Some of you probably read this article in the Saturday (11/22) edition of the Milwaukee Journal Sentinel. To be sure, it is a wonderful gesture, one of those "diversity" things that cause us to all join hands and sing "Kum Ba Yah". But when I read the article I found it gave me a sense of vague uneasiness. Something was missing. That something is: reciprocity. Where are the Islamic boys being lectured by the Jewish people about the Jewish religion? Where are the Jewish boys being lectured by the Christians about Christianity?

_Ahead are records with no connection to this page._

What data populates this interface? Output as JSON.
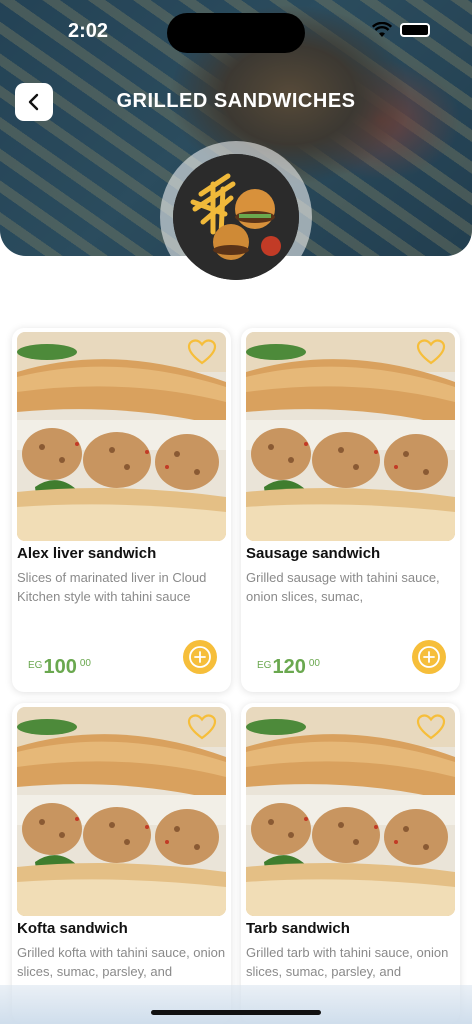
{
  "status_bar": {
    "time": "2:02"
  },
  "header": {
    "title": "GRILLED SANDWICHES"
  },
  "products": [
    {
      "name": "Alex liver sandwich",
      "description": "Slices of marinated liver in Cloud Kitchen style with tahini sauce",
      "currency": "EG",
      "price_int": "100",
      "price_dec": "00"
    },
    {
      "name": "Sausage sandwich",
      "description": "Grilled sausage with tahini sauce, onion slices, sumac,",
      "currency": "EG",
      "price_int": "120",
      "price_dec": "00"
    },
    {
      "name": "Kofta sandwich",
      "description": "Grilled kofta with tahini sauce, onion slices, sumac, parsley, and",
      "currency": "",
      "price_int": "",
      "price_dec": ""
    },
    {
      "name": "Tarb sandwich",
      "description": "Grilled tarb with tahini sauce, onion slices, sumac, parsley, and",
      "currency": "",
      "price_int": "",
      "price_dec": ""
    }
  ],
  "colors": {
    "accent": "#f6be3a",
    "price": "#6aa84f"
  },
  "icons": {
    "back": "chevron-left-icon",
    "favorite": "heart-outline-icon",
    "add": "plus-circle-icon"
  }
}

This whole program smacks of what I call "one-way multiculturalism". Apparently the folks who initiated this program have determined that only one group of people is capable of intolerance and in need of training. Honestly now, who could blame the boys who are the subject of this article for being a bit resentful and rebelling at this training? To be sure, the guy who started this program probably feels all warm and fuzzy. But is he really accomplishing anything when only half of the folks involved are exposed to learning "tolerance"?

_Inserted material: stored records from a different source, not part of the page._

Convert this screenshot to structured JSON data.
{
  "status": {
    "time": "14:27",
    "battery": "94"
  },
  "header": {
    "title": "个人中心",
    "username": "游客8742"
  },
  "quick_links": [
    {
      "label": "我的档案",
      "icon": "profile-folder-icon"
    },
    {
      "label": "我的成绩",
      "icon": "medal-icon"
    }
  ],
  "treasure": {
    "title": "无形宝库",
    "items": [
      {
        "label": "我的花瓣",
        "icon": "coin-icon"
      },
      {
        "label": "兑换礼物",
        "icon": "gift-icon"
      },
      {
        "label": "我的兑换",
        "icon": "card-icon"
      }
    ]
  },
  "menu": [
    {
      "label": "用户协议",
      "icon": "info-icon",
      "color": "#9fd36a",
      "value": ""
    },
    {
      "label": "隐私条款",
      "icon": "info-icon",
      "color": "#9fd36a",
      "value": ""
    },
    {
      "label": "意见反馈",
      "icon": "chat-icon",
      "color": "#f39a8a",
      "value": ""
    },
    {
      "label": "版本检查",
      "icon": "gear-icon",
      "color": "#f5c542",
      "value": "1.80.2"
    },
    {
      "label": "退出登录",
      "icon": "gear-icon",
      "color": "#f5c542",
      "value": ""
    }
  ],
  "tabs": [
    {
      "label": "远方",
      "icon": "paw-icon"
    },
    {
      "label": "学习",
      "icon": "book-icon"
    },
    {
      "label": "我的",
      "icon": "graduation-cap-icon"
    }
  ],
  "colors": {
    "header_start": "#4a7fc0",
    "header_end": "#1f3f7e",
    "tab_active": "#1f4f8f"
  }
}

The sheer arrogance of these programs appalls me. It closely parallels the "soft bigotry of low expectations", the concept that says that if you, say, live in the inner city that you are automatically incapable of excelling on your own and without a special government program simply because you are a resident of the inner city. Programs such as this one in question apparently feel that kids who are Jewish and Islamic are incapable of being intolerant and bigoted. They may be in the minority, but just as African-Americans can be racist towards white Americans, Jewish and Islamic folks can be prejudiced against Christians. One look at the Middle East will tell you that Jews and Muslims can be intolerant (at the very least!). No matter who has power, bigotry is bigotry and intolerance and intolerance. Simply to fix half of the equation does more damage than to fix none of the equation.

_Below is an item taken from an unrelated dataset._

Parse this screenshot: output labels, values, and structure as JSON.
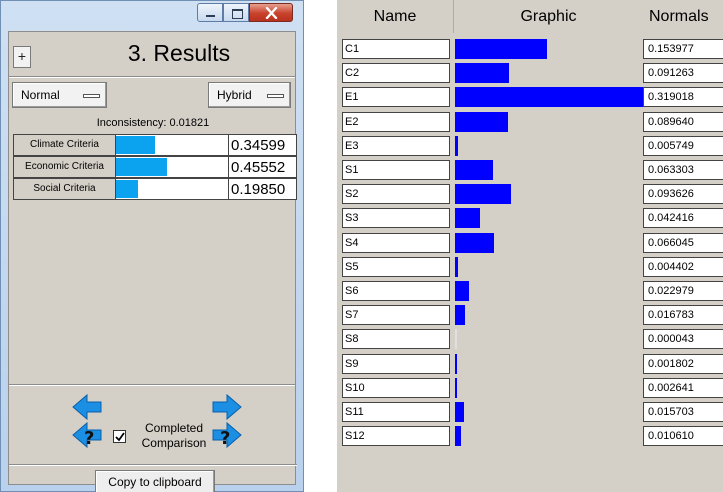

The other problem that I have with these sorts of programs is that they assume that all Christians are the same, believe the same things, and are motivated for the same reasons of belief. That is incredibly wrong and is totally ignorant of history. Just off hand as I write this I can think of churches that fit the following streams of Christianity: Roman Catholicism, evangelical Protestantism, liberal Protestantism, fundamentalist Protestantism, Pentecostal Christianity, charismatic Christianity, Greek Orthodox Christianity, Russian Orthodox Christianity (note to "Seinfeld" devotees: there is no "Latvian Orthodox"). A Christian who attends, say, Elmbrook, would have a pretty tough time grasping the complexities of the Greek Orthodox faith. A Russian Orthodox Christian might well feel uncomfortable with the worship at a Pentecostal service. So, to paint Christianity with a broad brush is not quite being fair, or tolerant, or multi-cultural.
Indeed, I have first hand experience with internal intolerance among Christians, Christians who brayed about how tolerant and multi-cultural they were at that. Quite a few years ago, when I was still a member of the ultra-liberal (theologically and politically) denomination called the United Church of Christ, our daughter at age 13 was scheduled to begin confirmation classes. The pastor told us about the program and how the kids were going to visit a mosque and get lectured by the imam about the Islamic religion, then go to a synagogue and be lectured by the Rabbi about Judaism, and that a Native American shaman was going to lecture the kids about his religion. Anyone see a problem here? No where in that program were the kids getting exposed to and lectured by evangelical Christians, Pentecostal Christians, charismatic Christians, Roman Catholic Christians. When I asked the pastor about this he made it quite clear that he felt that question was out of line. In short, our daughter was going to end up knowing all about those other religions, direct from the source, and be totally ignorant of what other Christians believe. That was the last straw in a long and painful separation from that denomination. My wife and I vowed that our daughter was never going to go through confirmation in the UCC. We left the church and denomination shortly afterwards and have never regretted it.
For all of the vaunted rhetoric about multi-culturalism, tolerance, and diversity it is always a one-way street. I'm not claiming that I'm aware of every program, but I can't think of an instance of kids from a mosque or synagogue being lectured by a pastor from, say, Oak Creek Assembly of God, Milwaukee Vineyard Christian Fellowship, Elmbrook Church. When is the last time that you heard about a busload of Hindu kids going to the Cousins Center to be lectured by Archbishop Dolan? Perhaps they have and I'm just ignorant of it.
Any multicultural program that pats itself on the back for running kids down a one-way street is, IMHO, seriously misguided.